Starbucks to go, and a quick economics class please!

How many times have you walked into Starbucks, purchase a drink, curse at how coffee prices at Starbucks always seem to be increasing, but end up rationalising that the drink is worth every cent you paid? After all, the immediate and tangible benefit gained from the transaction is exactly what you chose to pay for. While Starbucks customers walk out of the renowned cafe, satisfied with the caffeine fix and “The Starbucks Experience”, many fail to notice the smart implementation of pricing strategies that go into the pricing decisions of each cup of coffee.

Price Insensitivity

Starbucks is blessed with the ability to raise prices without negatively affecting demand or compromising on overall revenue. Are they?

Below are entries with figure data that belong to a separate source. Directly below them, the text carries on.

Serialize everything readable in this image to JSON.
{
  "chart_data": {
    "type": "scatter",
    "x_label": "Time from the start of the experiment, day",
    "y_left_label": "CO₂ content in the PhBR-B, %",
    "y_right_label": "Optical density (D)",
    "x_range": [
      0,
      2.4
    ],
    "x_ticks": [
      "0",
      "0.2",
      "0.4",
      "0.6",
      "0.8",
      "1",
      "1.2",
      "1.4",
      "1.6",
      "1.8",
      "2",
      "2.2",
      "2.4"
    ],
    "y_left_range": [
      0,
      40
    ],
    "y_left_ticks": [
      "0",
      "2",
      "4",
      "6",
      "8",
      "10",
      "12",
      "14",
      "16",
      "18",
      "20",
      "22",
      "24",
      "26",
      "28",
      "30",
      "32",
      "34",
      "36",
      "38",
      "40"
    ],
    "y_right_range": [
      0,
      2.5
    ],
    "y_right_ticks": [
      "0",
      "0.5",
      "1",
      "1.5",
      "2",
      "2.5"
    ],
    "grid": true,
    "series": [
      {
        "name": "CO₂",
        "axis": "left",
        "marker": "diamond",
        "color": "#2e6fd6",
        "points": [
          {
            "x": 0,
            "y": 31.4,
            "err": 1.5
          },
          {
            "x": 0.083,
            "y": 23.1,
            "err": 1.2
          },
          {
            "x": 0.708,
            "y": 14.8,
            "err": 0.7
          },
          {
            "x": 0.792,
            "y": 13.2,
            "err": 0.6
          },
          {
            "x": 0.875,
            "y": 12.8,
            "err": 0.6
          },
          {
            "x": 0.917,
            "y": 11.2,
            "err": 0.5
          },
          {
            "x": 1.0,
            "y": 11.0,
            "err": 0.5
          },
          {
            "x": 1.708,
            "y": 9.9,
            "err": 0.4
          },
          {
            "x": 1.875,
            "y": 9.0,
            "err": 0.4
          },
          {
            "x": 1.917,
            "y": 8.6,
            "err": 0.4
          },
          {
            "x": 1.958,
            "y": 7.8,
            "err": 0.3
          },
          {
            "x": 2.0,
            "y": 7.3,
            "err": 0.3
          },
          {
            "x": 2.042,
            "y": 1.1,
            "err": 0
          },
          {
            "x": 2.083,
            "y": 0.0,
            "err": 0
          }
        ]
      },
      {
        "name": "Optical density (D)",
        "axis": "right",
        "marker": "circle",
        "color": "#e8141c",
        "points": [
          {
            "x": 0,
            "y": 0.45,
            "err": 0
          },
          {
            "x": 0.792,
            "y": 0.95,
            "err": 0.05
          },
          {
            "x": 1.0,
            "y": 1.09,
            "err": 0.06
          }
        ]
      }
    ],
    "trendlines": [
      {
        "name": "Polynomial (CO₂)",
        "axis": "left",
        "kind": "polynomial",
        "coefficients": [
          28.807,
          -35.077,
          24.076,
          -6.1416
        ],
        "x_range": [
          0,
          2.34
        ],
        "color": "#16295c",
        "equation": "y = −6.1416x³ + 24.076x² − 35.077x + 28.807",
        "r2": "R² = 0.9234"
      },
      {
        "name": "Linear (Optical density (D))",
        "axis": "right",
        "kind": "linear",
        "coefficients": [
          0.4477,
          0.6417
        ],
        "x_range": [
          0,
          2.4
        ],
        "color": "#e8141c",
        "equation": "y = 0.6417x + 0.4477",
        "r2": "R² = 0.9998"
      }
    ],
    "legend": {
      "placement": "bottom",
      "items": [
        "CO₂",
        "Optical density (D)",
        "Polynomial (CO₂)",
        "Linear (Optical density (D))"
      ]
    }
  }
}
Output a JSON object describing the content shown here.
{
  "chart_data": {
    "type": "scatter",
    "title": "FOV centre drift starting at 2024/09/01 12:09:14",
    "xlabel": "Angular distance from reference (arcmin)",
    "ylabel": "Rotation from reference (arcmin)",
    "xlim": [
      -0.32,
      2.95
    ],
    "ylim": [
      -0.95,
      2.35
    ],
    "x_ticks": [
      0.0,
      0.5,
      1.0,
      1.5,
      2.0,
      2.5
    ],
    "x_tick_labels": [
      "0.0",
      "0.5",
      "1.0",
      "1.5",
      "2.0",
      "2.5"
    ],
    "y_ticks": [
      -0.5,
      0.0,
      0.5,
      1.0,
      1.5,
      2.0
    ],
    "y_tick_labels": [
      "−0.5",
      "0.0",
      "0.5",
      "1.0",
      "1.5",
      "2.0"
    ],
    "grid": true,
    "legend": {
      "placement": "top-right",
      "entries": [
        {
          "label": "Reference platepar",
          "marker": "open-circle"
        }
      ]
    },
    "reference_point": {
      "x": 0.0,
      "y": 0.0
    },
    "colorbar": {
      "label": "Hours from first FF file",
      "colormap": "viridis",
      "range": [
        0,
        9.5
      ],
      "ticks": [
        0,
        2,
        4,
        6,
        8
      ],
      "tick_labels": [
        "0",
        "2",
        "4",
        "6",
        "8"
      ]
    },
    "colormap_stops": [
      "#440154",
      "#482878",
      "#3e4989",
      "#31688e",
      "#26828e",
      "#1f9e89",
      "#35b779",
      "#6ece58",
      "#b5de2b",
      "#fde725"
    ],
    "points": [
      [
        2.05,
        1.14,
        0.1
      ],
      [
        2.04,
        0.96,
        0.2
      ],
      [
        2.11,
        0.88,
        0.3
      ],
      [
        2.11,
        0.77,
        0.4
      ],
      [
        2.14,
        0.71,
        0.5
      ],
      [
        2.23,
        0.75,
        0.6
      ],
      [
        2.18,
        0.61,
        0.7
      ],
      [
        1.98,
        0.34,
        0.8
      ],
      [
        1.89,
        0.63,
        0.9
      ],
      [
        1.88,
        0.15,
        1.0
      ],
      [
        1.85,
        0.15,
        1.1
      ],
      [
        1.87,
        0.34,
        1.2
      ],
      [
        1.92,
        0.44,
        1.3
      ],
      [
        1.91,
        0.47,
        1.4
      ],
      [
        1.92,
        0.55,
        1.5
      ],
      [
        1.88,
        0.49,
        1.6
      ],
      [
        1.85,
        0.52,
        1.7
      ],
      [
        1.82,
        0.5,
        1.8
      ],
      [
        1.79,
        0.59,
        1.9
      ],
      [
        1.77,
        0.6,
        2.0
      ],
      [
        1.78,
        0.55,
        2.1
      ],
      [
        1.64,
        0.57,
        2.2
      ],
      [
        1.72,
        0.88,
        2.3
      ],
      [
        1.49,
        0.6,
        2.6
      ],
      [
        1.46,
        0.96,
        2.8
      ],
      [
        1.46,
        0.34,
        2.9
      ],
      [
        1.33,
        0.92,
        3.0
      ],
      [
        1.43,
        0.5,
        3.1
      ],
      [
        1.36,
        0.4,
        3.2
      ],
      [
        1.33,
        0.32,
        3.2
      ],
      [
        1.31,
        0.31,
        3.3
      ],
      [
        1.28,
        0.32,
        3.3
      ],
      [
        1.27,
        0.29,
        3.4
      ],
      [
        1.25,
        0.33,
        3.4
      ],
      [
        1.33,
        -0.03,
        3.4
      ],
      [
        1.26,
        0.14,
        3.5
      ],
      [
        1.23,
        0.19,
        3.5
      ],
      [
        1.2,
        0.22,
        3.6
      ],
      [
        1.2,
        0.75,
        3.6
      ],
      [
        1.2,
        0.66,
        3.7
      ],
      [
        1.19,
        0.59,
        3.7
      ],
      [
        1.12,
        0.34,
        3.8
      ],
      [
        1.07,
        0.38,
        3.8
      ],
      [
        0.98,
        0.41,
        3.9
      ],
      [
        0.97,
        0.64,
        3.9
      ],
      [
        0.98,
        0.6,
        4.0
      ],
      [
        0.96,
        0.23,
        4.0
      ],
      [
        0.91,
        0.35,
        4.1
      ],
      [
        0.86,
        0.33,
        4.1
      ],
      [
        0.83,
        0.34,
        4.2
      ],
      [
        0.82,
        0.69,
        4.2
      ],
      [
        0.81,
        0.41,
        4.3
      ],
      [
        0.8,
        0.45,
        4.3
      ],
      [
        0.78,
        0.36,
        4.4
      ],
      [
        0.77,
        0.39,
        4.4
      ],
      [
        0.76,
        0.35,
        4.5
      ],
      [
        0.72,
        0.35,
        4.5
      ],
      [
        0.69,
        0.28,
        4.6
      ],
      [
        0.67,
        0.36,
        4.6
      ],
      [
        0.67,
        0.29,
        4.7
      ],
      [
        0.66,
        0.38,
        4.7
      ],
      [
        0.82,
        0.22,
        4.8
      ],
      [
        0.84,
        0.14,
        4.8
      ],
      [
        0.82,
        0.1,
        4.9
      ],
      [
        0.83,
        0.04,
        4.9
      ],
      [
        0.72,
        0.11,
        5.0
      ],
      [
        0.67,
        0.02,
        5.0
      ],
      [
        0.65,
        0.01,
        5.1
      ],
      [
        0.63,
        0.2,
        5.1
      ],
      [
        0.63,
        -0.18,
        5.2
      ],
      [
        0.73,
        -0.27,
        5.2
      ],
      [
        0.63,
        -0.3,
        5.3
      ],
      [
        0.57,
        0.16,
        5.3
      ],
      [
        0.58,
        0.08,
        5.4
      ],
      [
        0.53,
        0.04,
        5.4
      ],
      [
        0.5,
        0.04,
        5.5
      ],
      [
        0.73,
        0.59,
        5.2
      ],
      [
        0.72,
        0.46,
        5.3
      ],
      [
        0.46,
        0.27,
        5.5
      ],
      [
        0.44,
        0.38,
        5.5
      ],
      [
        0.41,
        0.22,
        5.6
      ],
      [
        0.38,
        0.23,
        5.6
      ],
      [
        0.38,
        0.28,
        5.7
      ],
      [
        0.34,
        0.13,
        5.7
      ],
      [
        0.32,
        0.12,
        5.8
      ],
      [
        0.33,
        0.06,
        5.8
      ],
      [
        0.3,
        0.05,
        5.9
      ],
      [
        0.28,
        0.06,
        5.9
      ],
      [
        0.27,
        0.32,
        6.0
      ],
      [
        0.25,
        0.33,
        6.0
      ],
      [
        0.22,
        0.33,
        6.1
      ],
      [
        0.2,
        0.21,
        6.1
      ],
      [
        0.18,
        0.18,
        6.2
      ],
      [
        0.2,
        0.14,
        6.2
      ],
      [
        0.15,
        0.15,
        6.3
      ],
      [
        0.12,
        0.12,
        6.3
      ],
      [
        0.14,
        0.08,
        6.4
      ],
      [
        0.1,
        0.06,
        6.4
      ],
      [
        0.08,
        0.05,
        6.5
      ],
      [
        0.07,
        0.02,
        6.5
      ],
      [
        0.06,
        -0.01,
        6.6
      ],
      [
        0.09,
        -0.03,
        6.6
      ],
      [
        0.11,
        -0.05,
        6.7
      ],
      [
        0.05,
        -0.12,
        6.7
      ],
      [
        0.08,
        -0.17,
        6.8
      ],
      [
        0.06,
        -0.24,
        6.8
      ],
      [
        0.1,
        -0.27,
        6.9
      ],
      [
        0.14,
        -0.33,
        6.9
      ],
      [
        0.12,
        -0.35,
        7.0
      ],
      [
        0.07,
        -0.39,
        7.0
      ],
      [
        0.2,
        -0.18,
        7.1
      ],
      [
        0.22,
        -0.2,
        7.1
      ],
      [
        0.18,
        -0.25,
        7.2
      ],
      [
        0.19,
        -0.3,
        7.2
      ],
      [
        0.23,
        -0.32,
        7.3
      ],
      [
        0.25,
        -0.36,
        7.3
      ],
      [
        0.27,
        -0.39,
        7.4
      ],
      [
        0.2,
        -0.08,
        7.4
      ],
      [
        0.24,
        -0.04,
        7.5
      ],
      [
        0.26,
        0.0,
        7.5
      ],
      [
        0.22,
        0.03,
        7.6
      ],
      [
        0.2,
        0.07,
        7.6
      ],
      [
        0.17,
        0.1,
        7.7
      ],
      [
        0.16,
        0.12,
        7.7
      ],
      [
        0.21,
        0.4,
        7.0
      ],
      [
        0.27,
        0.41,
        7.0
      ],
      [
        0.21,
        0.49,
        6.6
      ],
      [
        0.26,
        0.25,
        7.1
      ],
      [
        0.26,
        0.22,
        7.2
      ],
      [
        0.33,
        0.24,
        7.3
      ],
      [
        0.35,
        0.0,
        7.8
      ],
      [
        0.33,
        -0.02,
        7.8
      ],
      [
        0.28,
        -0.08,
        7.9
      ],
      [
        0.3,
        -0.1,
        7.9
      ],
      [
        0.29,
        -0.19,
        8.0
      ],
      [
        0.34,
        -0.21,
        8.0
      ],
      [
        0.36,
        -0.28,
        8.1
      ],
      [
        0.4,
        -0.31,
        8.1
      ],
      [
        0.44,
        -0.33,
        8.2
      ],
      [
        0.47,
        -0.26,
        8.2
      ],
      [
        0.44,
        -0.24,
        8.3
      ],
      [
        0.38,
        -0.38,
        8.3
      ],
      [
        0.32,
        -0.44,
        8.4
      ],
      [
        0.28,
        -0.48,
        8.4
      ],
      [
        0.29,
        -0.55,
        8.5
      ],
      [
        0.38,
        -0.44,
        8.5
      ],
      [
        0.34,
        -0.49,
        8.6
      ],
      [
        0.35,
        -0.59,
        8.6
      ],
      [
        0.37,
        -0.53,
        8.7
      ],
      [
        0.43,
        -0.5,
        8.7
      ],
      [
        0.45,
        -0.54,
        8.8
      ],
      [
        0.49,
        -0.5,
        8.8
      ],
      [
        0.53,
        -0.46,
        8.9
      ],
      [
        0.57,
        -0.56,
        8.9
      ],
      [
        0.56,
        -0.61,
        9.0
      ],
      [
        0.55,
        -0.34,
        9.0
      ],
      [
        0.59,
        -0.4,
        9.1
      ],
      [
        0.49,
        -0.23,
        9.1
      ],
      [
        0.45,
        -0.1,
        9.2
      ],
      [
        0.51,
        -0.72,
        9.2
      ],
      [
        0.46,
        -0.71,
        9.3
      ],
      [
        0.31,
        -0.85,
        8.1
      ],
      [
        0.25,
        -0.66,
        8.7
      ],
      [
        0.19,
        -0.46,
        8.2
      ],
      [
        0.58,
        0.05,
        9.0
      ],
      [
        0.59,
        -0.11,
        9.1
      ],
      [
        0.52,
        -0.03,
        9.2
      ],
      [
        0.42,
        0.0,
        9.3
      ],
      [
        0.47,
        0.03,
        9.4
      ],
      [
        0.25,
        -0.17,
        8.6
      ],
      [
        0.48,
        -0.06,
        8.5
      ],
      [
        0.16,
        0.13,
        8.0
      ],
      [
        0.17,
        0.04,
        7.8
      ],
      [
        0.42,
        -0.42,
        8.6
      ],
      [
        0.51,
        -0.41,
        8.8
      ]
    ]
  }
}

According to Tucker Dawson (2013), a one percent increase in the price of Starbucks products actually led to a 25% increase in revenue. A mere 10-cent increase in the price of tall-sized drinks resulted in less than proportionate decrease in quantity demanded. This was not pure coincidence.

Throughout Starbucks’ growth, raising prices was one of their marketing strategies to filter out consumers who are price sensitive and with lower willingness to pay. By doing so, retained consumers are more likely to have higher willingness to pay and have a less elastic demand for Starbucks’ coffee. Given this knowledge about their existing customers and their inelastic demand curves, Starbucks was able to more accurately predict price increases that can maximise their profit and reduce dead weight loss.

Psychology Pricing

Another pricing strategy that Starbucks incorporates is the anchor pricing tactic, which plays on consumer psychology, making them believe that price is always relative. Anchor pricing tactic is the tendency where consumers rely mostly on the first piece of information offered to make purchase decisions.

Imagine Peter, a diehard Starbucks fan who usually purchases tall (small) sized drinks. An increase in prices of tall sized drinks makes him reconsider his purchase basket, since now he can enjoy a larger volume of his favourite drink with a  less than significant top-up. Is it more worth it stick to his current consumption bundle, or would he be better off topping up an additional few cents and gain utility that is higher than the amount paid?

The moment consumers choose to pay more for something that, when compared to the first option, is perceived to have higher value-for-money shows anchor pricing at work. The next time you think higher prices translate into better products or services, think again. Your mind may have been convinced to value the company or brand by only referring to the price set by the company. Starbucks is not the only company that plays around with your mind. Mega sales and items on promotion are just more ways to demonstrate how anchor pricing work (and very effectively I must say). Empowered with this new knowledge, do you really know what you’re paying for, and are you truly appreciative of what the brand has to offer?